What should I look for in Command prompt when I'm looking for an available IP???

What should I look for in Command prompt when I'm looking for an available IP, when I type "ping xxx.xxx.xx.xxx"?

Also what should I type for the x's, if my PC's ip address is "192.168.2.12"?

normally you change the last octet of the IP address until ping finds no response,

ping 192.168.1.13 ping 192.168.1.14 ping 192.168.1.15 etc

But fortunately there are free programs that can do this for you e.g. - http://www.radmin.com/download/utilities.php -

You need to be a little cautious, because an address that is free today may not be free in an hour's time. I assume you are using some sort of router on an internal network, judging by your IP address. If you just choose "one up" from the last one in use, the next time the router needs to allocate an address, it may choose that one, then you have major problems.

The private IP address range starting with 192.168.x.x goes from 192.168.0.0 – 192.168.255.255

The best thing would be to check whatever it is that allocates the DHCP addresses (probably your router) and look at its configuration. There is normally an IP address that you connect your web browser to, to achieve this.
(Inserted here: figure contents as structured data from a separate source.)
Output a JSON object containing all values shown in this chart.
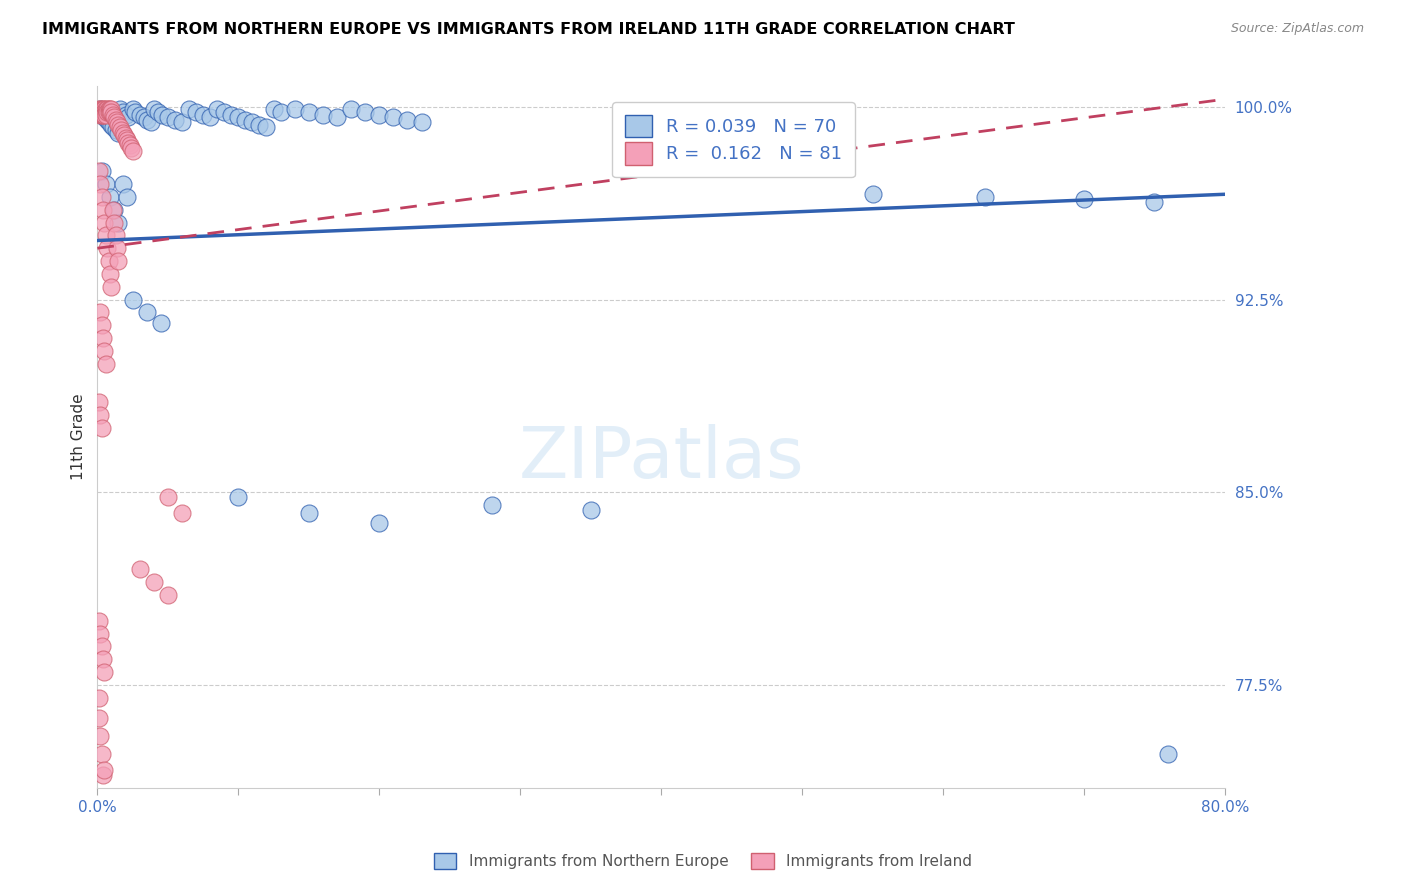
{
  "title": "IMMIGRANTS FROM NORTHERN EUROPE VS IMMIGRANTS FROM IRELAND 11TH GRADE CORRELATION CHART",
  "source": "Source: ZipAtlas.com",
  "ylabel": "11th Grade",
  "legend_labels": [
    "Immigrants from Northern Europe",
    "Immigrants from Ireland"
  ],
  "R_blue": 0.039,
  "N_blue": 70,
  "R_pink": 0.162,
  "N_pink": 81,
  "blue_color": "#a8c8e8",
  "pink_color": "#f4a0b8",
  "trend_blue": "#3060b0",
  "trend_pink": "#c04060",
  "xlim": [
    0.0,
    0.8
  ],
  "ylim": [
    0.735,
    1.008
  ],
  "ytick_vals": [
    0.775,
    0.85,
    0.925,
    1.0
  ],
  "ytick_labels": [
    "77.5%",
    "85.0%",
    "92.5%",
    "100.0%"
  ],
  "blue_x": [
    0.001,
    0.002,
    0.004,
    0.005,
    0.007,
    0.008,
    0.01,
    0.011,
    0.013,
    0.015,
    0.016,
    0.018,
    0.02,
    0.022,
    0.025,
    0.027,
    0.03,
    0.033,
    0.035,
    0.038,
    0.04,
    0.043,
    0.046,
    0.05,
    0.055,
    0.06,
    0.065,
    0.07,
    0.075,
    0.08,
    0.085,
    0.09,
    0.095,
    0.1,
    0.105,
    0.11,
    0.115,
    0.12,
    0.125,
    0.13,
    0.14,
    0.15,
    0.16,
    0.17,
    0.18,
    0.19,
    0.2,
    0.21,
    0.22,
    0.23,
    0.003,
    0.006,
    0.009,
    0.012,
    0.015,
    0.018,
    0.021,
    0.025,
    0.035,
    0.045,
    0.1,
    0.15,
    0.2,
    0.28,
    0.35,
    0.55,
    0.63,
    0.7,
    0.75,
    0.76
  ],
  "blue_y": [
    0.998,
    0.999,
    0.997,
    0.996,
    0.995,
    0.994,
    0.993,
    0.992,
    0.991,
    0.99,
    0.999,
    0.998,
    0.997,
    0.996,
    0.999,
    0.998,
    0.997,
    0.996,
    0.995,
    0.994,
    0.999,
    0.998,
    0.997,
    0.996,
    0.995,
    0.994,
    0.999,
    0.998,
    0.997,
    0.996,
    0.999,
    0.998,
    0.997,
    0.996,
    0.995,
    0.994,
    0.993,
    0.992,
    0.999,
    0.998,
    0.999,
    0.998,
    0.997,
    0.996,
    0.999,
    0.998,
    0.997,
    0.996,
    0.995,
    0.994,
    0.975,
    0.97,
    0.965,
    0.96,
    0.955,
    0.97,
    0.965,
    0.925,
    0.92,
    0.916,
    0.848,
    0.842,
    0.838,
    0.845,
    0.843,
    0.966,
    0.965,
    0.964,
    0.963,
    0.748
  ],
  "pink_x": [
    0.001,
    0.001,
    0.002,
    0.002,
    0.002,
    0.003,
    0.003,
    0.003,
    0.004,
    0.004,
    0.004,
    0.005,
    0.005,
    0.005,
    0.006,
    0.006,
    0.006,
    0.007,
    0.007,
    0.008,
    0.008,
    0.009,
    0.009,
    0.01,
    0.01,
    0.011,
    0.012,
    0.013,
    0.014,
    0.015,
    0.016,
    0.017,
    0.018,
    0.019,
    0.02,
    0.021,
    0.022,
    0.023,
    0.024,
    0.025,
    0.001,
    0.002,
    0.003,
    0.004,
    0.005,
    0.006,
    0.007,
    0.008,
    0.009,
    0.01,
    0.011,
    0.012,
    0.013,
    0.014,
    0.015,
    0.002,
    0.003,
    0.004,
    0.005,
    0.006,
    0.001,
    0.002,
    0.003,
    0.05,
    0.06,
    0.03,
    0.04,
    0.05,
    0.001,
    0.002,
    0.003,
    0.004,
    0.005,
    0.001,
    0.001,
    0.002,
    0.003,
    0.004,
    0.005
  ],
  "pink_y": [
    0.999,
    0.998,
    0.999,
    0.998,
    0.997,
    0.999,
    0.998,
    0.997,
    0.999,
    0.998,
    0.997,
    0.999,
    0.998,
    0.997,
    0.999,
    0.998,
    0.997,
    0.999,
    0.998,
    0.999,
    0.998,
    0.999,
    0.998,
    0.999,
    0.998,
    0.997,
    0.996,
    0.995,
    0.994,
    0.993,
    0.992,
    0.991,
    0.99,
    0.989,
    0.988,
    0.987,
    0.986,
    0.985,
    0.984,
    0.983,
    0.975,
    0.97,
    0.965,
    0.96,
    0.955,
    0.95,
    0.945,
    0.94,
    0.935,
    0.93,
    0.96,
    0.955,
    0.95,
    0.945,
    0.94,
    0.92,
    0.915,
    0.91,
    0.905,
    0.9,
    0.885,
    0.88,
    0.875,
    0.848,
    0.842,
    0.82,
    0.815,
    0.81,
    0.8,
    0.795,
    0.79,
    0.785,
    0.78,
    0.77,
    0.762,
    0.755,
    0.748,
    0.74,
    0.742
  ]
}
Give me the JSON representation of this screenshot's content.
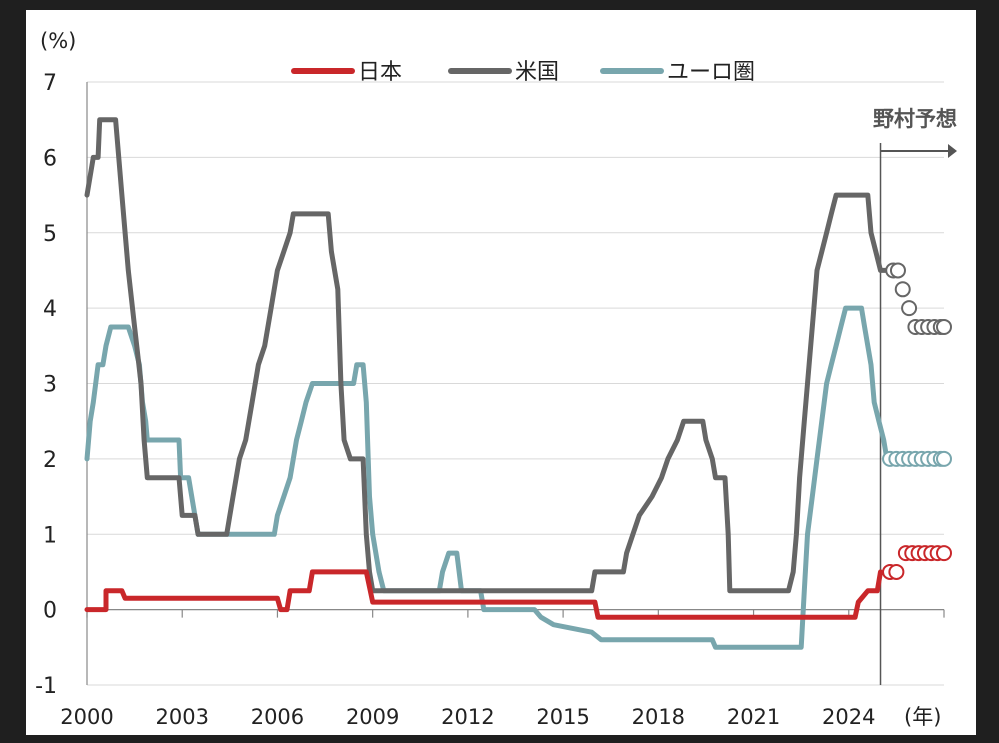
{
  "chart_data": {
    "type": "line",
    "title": "",
    "ylabel": "(%)",
    "xlabel": "(年)",
    "ylim": [
      -1,
      7
    ],
    "yticks": [
      -1,
      0,
      1,
      2,
      3,
      4,
      5,
      6,
      7
    ],
    "xlim": [
      2000,
      2027
    ],
    "xticks": [
      2000,
      2003,
      2006,
      2009,
      2012,
      2015,
      2018,
      2021,
      2024
    ],
    "grid": true,
    "legend": "top",
    "annotation": {
      "text": "野村予想",
      "x": 2025
    },
    "series": [
      {
        "name": "日本",
        "color": "#c9272a",
        "values": [
          [
            2000.0,
            0.0
          ],
          [
            2000.6,
            0.0
          ],
          [
            2000.6,
            0.25
          ],
          [
            2001.1,
            0.25
          ],
          [
            2001.2,
            0.15
          ],
          [
            2006.0,
            0.15
          ],
          [
            2006.1,
            0.0
          ],
          [
            2006.3,
            0.0
          ],
          [
            2006.4,
            0.25
          ],
          [
            2007.0,
            0.25
          ],
          [
            2007.1,
            0.5
          ],
          [
            2008.8,
            0.5
          ],
          [
            2008.9,
            0.3
          ],
          [
            2009.0,
            0.1
          ],
          [
            2016.0,
            0.1
          ],
          [
            2016.1,
            -0.1
          ],
          [
            2024.2,
            -0.1
          ],
          [
            2024.3,
            0.1
          ],
          [
            2024.6,
            0.25
          ],
          [
            2024.9,
            0.25
          ],
          [
            2025.0,
            0.5
          ]
        ],
        "forecast": [
          [
            2025.3,
            0.5
          ],
          [
            2025.5,
            0.5
          ],
          [
            2025.8,
            0.75
          ],
          [
            2026.0,
            0.75
          ],
          [
            2026.2,
            0.75
          ],
          [
            2026.4,
            0.75
          ],
          [
            2026.6,
            0.75
          ],
          [
            2026.8,
            0.75
          ],
          [
            2027.0,
            0.75
          ]
        ]
      },
      {
        "name": "米国",
        "color": "#666666",
        "values": [
          [
            2000.0,
            5.5
          ],
          [
            2000.2,
            6.0
          ],
          [
            2000.35,
            6.0
          ],
          [
            2000.4,
            6.5
          ],
          [
            2000.9,
            6.5
          ],
          [
            2001.1,
            5.5
          ],
          [
            2001.3,
            4.5
          ],
          [
            2001.5,
            3.75
          ],
          [
            2001.7,
            3.0
          ],
          [
            2001.8,
            2.25
          ],
          [
            2001.9,
            1.75
          ],
          [
            2002.9,
            1.75
          ],
          [
            2003.0,
            1.25
          ],
          [
            2003.4,
            1.25
          ],
          [
            2003.5,
            1.0
          ],
          [
            2004.4,
            1.0
          ],
          [
            2004.6,
            1.5
          ],
          [
            2004.8,
            2.0
          ],
          [
            2005.0,
            2.25
          ],
          [
            2005.2,
            2.75
          ],
          [
            2005.4,
            3.25
          ],
          [
            2005.6,
            3.5
          ],
          [
            2005.8,
            4.0
          ],
          [
            2006.0,
            4.5
          ],
          [
            2006.2,
            4.75
          ],
          [
            2006.4,
            5.0
          ],
          [
            2006.5,
            5.25
          ],
          [
            2007.6,
            5.25
          ],
          [
            2007.7,
            4.75
          ],
          [
            2007.9,
            4.25
          ],
          [
            2008.0,
            3.0
          ],
          [
            2008.1,
            2.25
          ],
          [
            2008.3,
            2.0
          ],
          [
            2008.7,
            2.0
          ],
          [
            2008.8,
            1.0
          ],
          [
            2008.9,
            0.5
          ],
          [
            2009.0,
            0.25
          ],
          [
            2015.9,
            0.25
          ],
          [
            2016.0,
            0.5
          ],
          [
            2016.9,
            0.5
          ],
          [
            2017.0,
            0.75
          ],
          [
            2017.2,
            1.0
          ],
          [
            2017.4,
            1.25
          ],
          [
            2017.8,
            1.5
          ],
          [
            2018.1,
            1.75
          ],
          [
            2018.3,
            2.0
          ],
          [
            2018.6,
            2.25
          ],
          [
            2018.8,
            2.5
          ],
          [
            2019.4,
            2.5
          ],
          [
            2019.5,
            2.25
          ],
          [
            2019.7,
            2.0
          ],
          [
            2019.8,
            1.75
          ],
          [
            2020.1,
            1.75
          ],
          [
            2020.2,
            1.0
          ],
          [
            2020.25,
            0.25
          ],
          [
            2022.1,
            0.25
          ],
          [
            2022.25,
            0.5
          ],
          [
            2022.35,
            1.0
          ],
          [
            2022.45,
            1.75
          ],
          [
            2022.6,
            2.5
          ],
          [
            2022.75,
            3.25
          ],
          [
            2022.9,
            4.0
          ],
          [
            2023.0,
            4.5
          ],
          [
            2023.15,
            4.75
          ],
          [
            2023.3,
            5.0
          ],
          [
            2023.45,
            5.25
          ],
          [
            2023.6,
            5.5
          ],
          [
            2024.6,
            5.5
          ],
          [
            2024.7,
            5.0
          ],
          [
            2024.85,
            4.75
          ],
          [
            2025.0,
            4.5
          ],
          [
            2025.3,
            4.5
          ]
        ],
        "forecast": [
          [
            2025.4,
            4.5
          ],
          [
            2025.55,
            4.5
          ],
          [
            2025.7,
            4.25
          ],
          [
            2025.9,
            4.0
          ],
          [
            2026.1,
            3.75
          ],
          [
            2026.3,
            3.75
          ],
          [
            2026.5,
            3.75
          ],
          [
            2026.7,
            3.75
          ],
          [
            2026.9,
            3.75
          ],
          [
            2027.0,
            3.75
          ]
        ]
      },
      {
        "name": "ユーロ圏",
        "color": "#78a6ad",
        "values": [
          [
            2000.0,
            2.0
          ],
          [
            2000.1,
            2.5
          ],
          [
            2000.2,
            2.75
          ],
          [
            2000.35,
            3.25
          ],
          [
            2000.5,
            3.25
          ],
          [
            2000.6,
            3.5
          ],
          [
            2000.75,
            3.75
          ],
          [
            2001.3,
            3.75
          ],
          [
            2001.5,
            3.5
          ],
          [
            2001.65,
            3.25
          ],
          [
            2001.75,
            2.75
          ],
          [
            2001.85,
            2.5
          ],
          [
            2001.9,
            2.25
          ],
          [
            2002.9,
            2.25
          ],
          [
            2002.95,
            1.75
          ],
          [
            2003.2,
            1.75
          ],
          [
            2003.4,
            1.25
          ],
          [
            2003.5,
            1.0
          ],
          [
            2005.9,
            1.0
          ],
          [
            2006.0,
            1.25
          ],
          [
            2006.2,
            1.5
          ],
          [
            2006.4,
            1.75
          ],
          [
            2006.5,
            2.0
          ],
          [
            2006.6,
            2.25
          ],
          [
            2006.75,
            2.5
          ],
          [
            2006.9,
            2.75
          ],
          [
            2007.1,
            3.0
          ],
          [
            2007.5,
            3.0
          ],
          [
            2008.4,
            3.0
          ],
          [
            2008.5,
            3.25
          ],
          [
            2008.7,
            3.25
          ],
          [
            2008.8,
            2.75
          ],
          [
            2008.9,
            1.5
          ],
          [
            2009.0,
            1.0
          ],
          [
            2009.2,
            0.5
          ],
          [
            2009.35,
            0.25
          ],
          [
            2011.1,
            0.25
          ],
          [
            2011.2,
            0.5
          ],
          [
            2011.4,
            0.75
          ],
          [
            2011.65,
            0.75
          ],
          [
            2011.8,
            0.25
          ],
          [
            2012.4,
            0.25
          ],
          [
            2012.5,
            0.0
          ],
          [
            2014.1,
            0.0
          ],
          [
            2014.3,
            -0.1
          ],
          [
            2014.7,
            -0.2
          ],
          [
            2015.9,
            -0.3
          ],
          [
            2016.2,
            -0.4
          ],
          [
            2019.7,
            -0.4
          ],
          [
            2019.8,
            -0.5
          ],
          [
            2022.5,
            -0.5
          ],
          [
            2022.6,
            0.25
          ],
          [
            2022.7,
            1.0
          ],
          [
            2022.85,
            1.5
          ],
          [
            2023.0,
            2.0
          ],
          [
            2023.15,
            2.5
          ],
          [
            2023.3,
            3.0
          ],
          [
            2023.45,
            3.25
          ],
          [
            2023.6,
            3.5
          ],
          [
            2023.75,
            3.75
          ],
          [
            2023.9,
            4.0
          ],
          [
            2024.4,
            4.0
          ],
          [
            2024.5,
            3.75
          ],
          [
            2024.6,
            3.5
          ],
          [
            2024.7,
            3.25
          ],
          [
            2024.8,
            2.75
          ],
          [
            2024.95,
            2.5
          ],
          [
            2025.1,
            2.25
          ],
          [
            2025.2,
            2.0
          ]
        ],
        "forecast": [
          [
            2025.3,
            2.0
          ],
          [
            2025.5,
            2.0
          ],
          [
            2025.7,
            2.0
          ],
          [
            2025.9,
            2.0
          ],
          [
            2026.1,
            2.0
          ],
          [
            2026.3,
            2.0
          ],
          [
            2026.5,
            2.0
          ],
          [
            2026.7,
            2.0
          ],
          [
            2026.9,
            2.0
          ],
          [
            2027.0,
            2.0
          ]
        ]
      }
    ]
  }
}
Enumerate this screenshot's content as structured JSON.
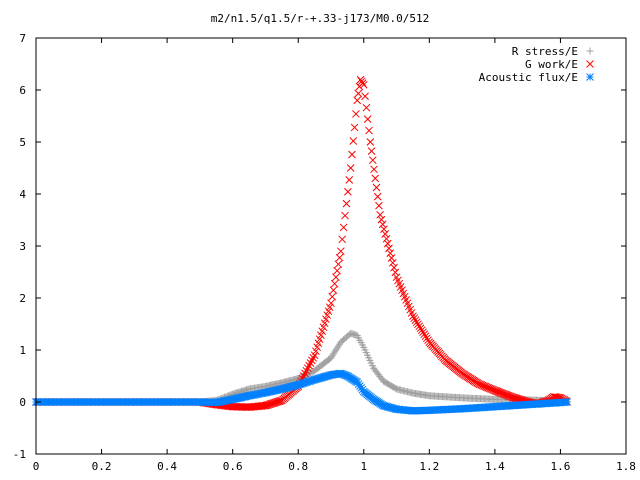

Then look for something like this (from my router):

In my case I am using the private IP range starting with 10.x.x.x, and you can see from the graphic that the DHCP server is configured to allocate addresses from 10.0.0.101, with a maximum of 50 (so the highest would be 10.0.0.150).

So in my case, I could allocate 10.0.0.160 (say) for a statically-allocated device, like an Arduino, without any possible future problems. Of course, that assumes that I don't forget, and allocate 10.0.0.160 next month to a different gadget. So some sort of manual documentation might be advisable.

In command prompt simply write “ipconfig/all” , you’ll get your ethernet ip address like 192.168.1.100 so add 1 to its last digit i-e 192.168.1.101 and write “ping 192.168.1.101” if it gives you ‘Request time out’ and 100% loss so this ip is free for your use, if not so then again add 1 to the last digit of your ip and repeat the process.

Thanks! That is very helpful!

Instead of ping you might want to try nmap. Anyway you should listen to Nick Gammon's advice.